IN BLUE Skies and Black Olives: A Survivor’s Tale of Housebuilding and Peacock Chasing in Greece (2009), Britain’s legendary BBC journalist / “national treasure” John Humphrys writes a first person account along with his son Christopher about his frightful, and often hysterically funny adventure of setting up a holiday home in Greece. The father-son team write in turn, each giving the story their own individual colour and texture with their very different voices. As the true story evolves, the reader gains an insight into their individual characters and lives, the sometimes complex meanderings of their father-son rapport, as well as a fly on the wall perspective of their exciting but often intensely daunting task of getting John Humphry’s Greek home away from home standing upright.
I’ve had the pleasure of knowing Christopher since the ’90s and have admired his talent as an acclaimed cellist with the Athens Camerata (Friends of Music Orchestra), the Athens Concert Hall’s multi-award winning ensemble of talented musicians.
He is witty, down to earth, and often far too modest about his many qualities and brightly colourful life experience – having grown up due to his father’s work as a correspondent in more countries than I can ever remember, because the number is so surreal I simply can’t register it.
It has emerged that one of Christopher’s many talents, despite years of trials and tribulations, was to successfully achieve helping his father build the house of his dreams (and I’m sure nightmares too, at times) under the most unwelcoming, unprecedented and often remarkable circumstances.
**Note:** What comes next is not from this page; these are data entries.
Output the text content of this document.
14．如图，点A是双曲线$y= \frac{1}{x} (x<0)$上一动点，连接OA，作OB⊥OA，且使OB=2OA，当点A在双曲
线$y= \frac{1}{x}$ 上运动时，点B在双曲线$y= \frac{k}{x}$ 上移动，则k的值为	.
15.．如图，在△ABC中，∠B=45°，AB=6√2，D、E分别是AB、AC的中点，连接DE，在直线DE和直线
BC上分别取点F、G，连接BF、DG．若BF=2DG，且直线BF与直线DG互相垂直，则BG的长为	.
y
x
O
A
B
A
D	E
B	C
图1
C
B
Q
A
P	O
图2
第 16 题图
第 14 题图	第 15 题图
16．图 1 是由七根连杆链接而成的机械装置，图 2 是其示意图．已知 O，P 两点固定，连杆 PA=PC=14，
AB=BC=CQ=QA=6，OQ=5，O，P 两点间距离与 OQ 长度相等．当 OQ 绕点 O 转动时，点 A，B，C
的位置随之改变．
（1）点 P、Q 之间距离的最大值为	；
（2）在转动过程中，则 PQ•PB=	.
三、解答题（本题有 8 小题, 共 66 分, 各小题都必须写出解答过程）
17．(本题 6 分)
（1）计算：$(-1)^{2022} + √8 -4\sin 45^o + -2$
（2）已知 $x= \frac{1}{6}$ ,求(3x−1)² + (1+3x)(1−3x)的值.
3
This was accomplished not least by accompanying him in the process of facing the dreaded face of Greek bureaucracy, aptly described in their book by John Humphrys as: “trying to wade through a lake of treacle wearing a heavy overcoat and lead-lined boots with your eyes blindfolded, knowing that if you ever make it to the shore there will be another official waiting to push you back again. And then jump on your head and push you down.” Apart from having co-written Blue Skies and Black Olives, he has also, particularly since the financial crisis reared its ugly head in Greece, become a contributor to numerous publications in which he has reported the socio-political realities faced in his adoptive country.
Blue Skies and Black Olives is written by two British men (although I’m not certain, is Wales really part of the United Kingdom?) so it comes as no surprise that part of the fabric of this book is made up of British stereotypes on Greece. The authors are well aware, however, that they cannot help but see things the way they do, and that the fact that they take on such a stance (intentionally and not) is actually part of what often makes the book so amusing. British readers can relate to their attitudes, but so can readers of other nationalities, and alas, even Greeks who are able to laugh at themselves.
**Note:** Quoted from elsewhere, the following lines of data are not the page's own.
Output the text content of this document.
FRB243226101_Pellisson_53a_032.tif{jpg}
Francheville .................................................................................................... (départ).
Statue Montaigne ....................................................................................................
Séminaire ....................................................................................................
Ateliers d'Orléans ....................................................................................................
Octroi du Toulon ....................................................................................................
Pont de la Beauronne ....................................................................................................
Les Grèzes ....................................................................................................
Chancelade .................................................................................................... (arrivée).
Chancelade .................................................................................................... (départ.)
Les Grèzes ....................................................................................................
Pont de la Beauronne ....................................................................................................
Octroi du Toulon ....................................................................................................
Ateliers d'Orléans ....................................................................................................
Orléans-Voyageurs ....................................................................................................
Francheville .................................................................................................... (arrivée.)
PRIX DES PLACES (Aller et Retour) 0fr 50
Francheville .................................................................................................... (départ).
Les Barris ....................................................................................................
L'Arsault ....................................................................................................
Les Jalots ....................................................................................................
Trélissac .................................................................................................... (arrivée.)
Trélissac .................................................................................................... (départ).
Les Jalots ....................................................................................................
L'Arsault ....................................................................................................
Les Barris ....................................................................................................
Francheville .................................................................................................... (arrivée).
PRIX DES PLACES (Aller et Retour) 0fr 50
Joking aside (and for me there is no humour superior to Brish humour at most times), the book also reveals that both authors in their own way can educate the reader about Greece, Christopher from having lived there since 1991 and having made many local friends rather than insulating himself in an expat bubble, not to mention having married a Greek woman (and an edgy lawyer with a real know-how of Greek ways, as she is described, at that) and John Humphrys from his many visits over the years, which as he describes in his account culminated in a devout love for the country, his intellectual and in mrs recent years especially, professional study of the culture and no doubt his discovery of Greece’s natural beauty, its maddening social paradoxes and deep-seated cultural traditions through his son’s experiences. To a non Greek with an undetectable understanding of Greece and its people, or even to readers who have developed a more profound understanding via occasional Greek holidays, Blue Skies and Black Olives offers a breezy contemporary as well as historical education as well.
Soon after the book was published I invited Christopher to the live radio show I was at the time presenting at the municipal radio to talk to my listeners about the book, and give us a reading. He chose an excerpt that recently caused me to laugh heartily as I reread the book on public transportation, and I honestly didn’t care because I had just sniggered a moment before and knew there was more that would make me giggle just a little later on in the text, so what the heck. If a book can make you laugh like that (and not care because you are that transported by its atmosphere and story, then that is definitely a book worth reading.